Brown, veri bilimcilerini şu anda tek boynuzlu atlar olarak tanımladı – nadir ve sıklıkla efsanevi bir yaratığın ücretini talep ediyorlar. “Ve haklı olarak,” dedi.

Çoğu kuruluş, nitelikli yetenek kıtlığı veya bunları işe almanın maliyeti nedeniyle en iyi ihtimalle bir avuç veri bilimcisini işe alabiliyor. Bu da “modeli etkili bir şekilde eğitme ve ayarlama konusunda darboğazlar yaratıyor” dedi.

Hibrit’e geçiş mi?

Brown, CIO’ların uzun zamandır monolitik teknolojilerden uzaklaştığını belirtti – 2000’lerin başında UNIX’ten Linux’a geçişle başlayarak. Yapay zekanın da benzer bir dönüm noktasında olduğuna inanıyor ve hibrit buluta benzer bir hibrit stratejinin, yapay zeka modellerini dağıtmak için en avantajlı olduğunu savunuyor. Bugün büyük, biraz şekilsiz LLM’ler ilgi odağı olsa da, gelecekteki BT ortamı %50 uygulama ve %50 SLM’lerden oluşuyor.

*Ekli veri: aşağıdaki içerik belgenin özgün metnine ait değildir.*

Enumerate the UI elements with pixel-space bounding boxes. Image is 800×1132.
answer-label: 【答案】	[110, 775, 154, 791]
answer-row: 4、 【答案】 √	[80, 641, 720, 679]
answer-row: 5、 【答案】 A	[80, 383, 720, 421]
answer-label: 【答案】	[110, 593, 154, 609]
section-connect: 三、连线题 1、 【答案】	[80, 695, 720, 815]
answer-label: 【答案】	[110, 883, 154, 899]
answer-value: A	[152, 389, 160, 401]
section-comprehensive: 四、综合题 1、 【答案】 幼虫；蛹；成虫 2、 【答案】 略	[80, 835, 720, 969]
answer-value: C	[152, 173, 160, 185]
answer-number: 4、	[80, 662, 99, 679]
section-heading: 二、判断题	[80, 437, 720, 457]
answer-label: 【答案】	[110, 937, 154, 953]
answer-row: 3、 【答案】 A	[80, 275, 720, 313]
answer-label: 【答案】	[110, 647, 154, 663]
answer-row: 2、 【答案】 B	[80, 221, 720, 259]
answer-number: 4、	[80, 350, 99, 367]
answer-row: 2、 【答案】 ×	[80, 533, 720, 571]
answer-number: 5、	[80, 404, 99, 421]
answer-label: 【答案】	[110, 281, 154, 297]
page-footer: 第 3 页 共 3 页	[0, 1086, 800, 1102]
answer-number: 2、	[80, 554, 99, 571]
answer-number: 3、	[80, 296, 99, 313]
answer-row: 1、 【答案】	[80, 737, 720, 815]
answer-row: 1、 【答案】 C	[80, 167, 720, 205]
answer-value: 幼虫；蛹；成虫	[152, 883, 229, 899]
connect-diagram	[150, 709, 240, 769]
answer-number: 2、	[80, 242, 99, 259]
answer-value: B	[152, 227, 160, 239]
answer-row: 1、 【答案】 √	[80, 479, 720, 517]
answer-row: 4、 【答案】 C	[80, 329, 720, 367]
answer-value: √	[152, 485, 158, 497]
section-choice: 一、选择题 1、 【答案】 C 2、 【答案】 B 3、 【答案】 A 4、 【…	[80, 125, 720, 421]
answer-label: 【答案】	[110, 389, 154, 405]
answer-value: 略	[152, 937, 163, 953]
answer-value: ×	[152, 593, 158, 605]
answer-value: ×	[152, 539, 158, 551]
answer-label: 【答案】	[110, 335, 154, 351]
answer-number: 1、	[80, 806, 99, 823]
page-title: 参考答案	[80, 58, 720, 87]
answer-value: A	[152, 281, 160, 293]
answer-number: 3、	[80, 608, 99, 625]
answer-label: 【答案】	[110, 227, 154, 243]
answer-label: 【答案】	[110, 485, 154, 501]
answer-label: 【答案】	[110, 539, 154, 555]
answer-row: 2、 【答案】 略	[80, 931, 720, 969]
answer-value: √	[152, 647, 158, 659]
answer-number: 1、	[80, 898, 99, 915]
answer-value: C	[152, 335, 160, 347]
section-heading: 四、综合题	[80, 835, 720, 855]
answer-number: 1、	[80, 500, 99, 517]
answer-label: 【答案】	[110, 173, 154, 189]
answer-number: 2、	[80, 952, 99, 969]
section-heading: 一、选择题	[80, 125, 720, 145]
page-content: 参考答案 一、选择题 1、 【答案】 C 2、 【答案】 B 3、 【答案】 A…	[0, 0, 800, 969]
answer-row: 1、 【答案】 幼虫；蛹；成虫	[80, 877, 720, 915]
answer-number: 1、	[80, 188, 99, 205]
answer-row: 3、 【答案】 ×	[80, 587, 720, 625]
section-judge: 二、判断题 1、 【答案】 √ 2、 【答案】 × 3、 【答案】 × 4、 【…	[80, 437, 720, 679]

Brown, “Veriler her yerde yaşar, ister şirket içinde, ister bulutta veya uçta olsun. Bu nedenle, veriler doğası gereği hibrittir ve AI’nın verilerinizin yaşadığı yerde çalışması gerektiğinden, aynı zamanda hibrit olması gerekir,” dedi. “Aslında, müşterilerimize ve ortaklarımıza sıklıkla şunu söylüyoruz: AI, nihai hibrit iş yüküdür.

“Esasında, bir CIO’nun uygulamalar kadar çok AI modeli olacak. Bu, eğitimin daha hızlı olması, ayarlamanın hızlandırılması ve maliyetlerin düşük tutulması gerektiği anlamına geliyor. Bu zorluğun anahtarı açık kaynakta yatıyor,” diye devam etti. “Açık kaynak, bilişimi demokratikleştirdiği gibi, AI için de bunu yapacak; zaten yapıyor.”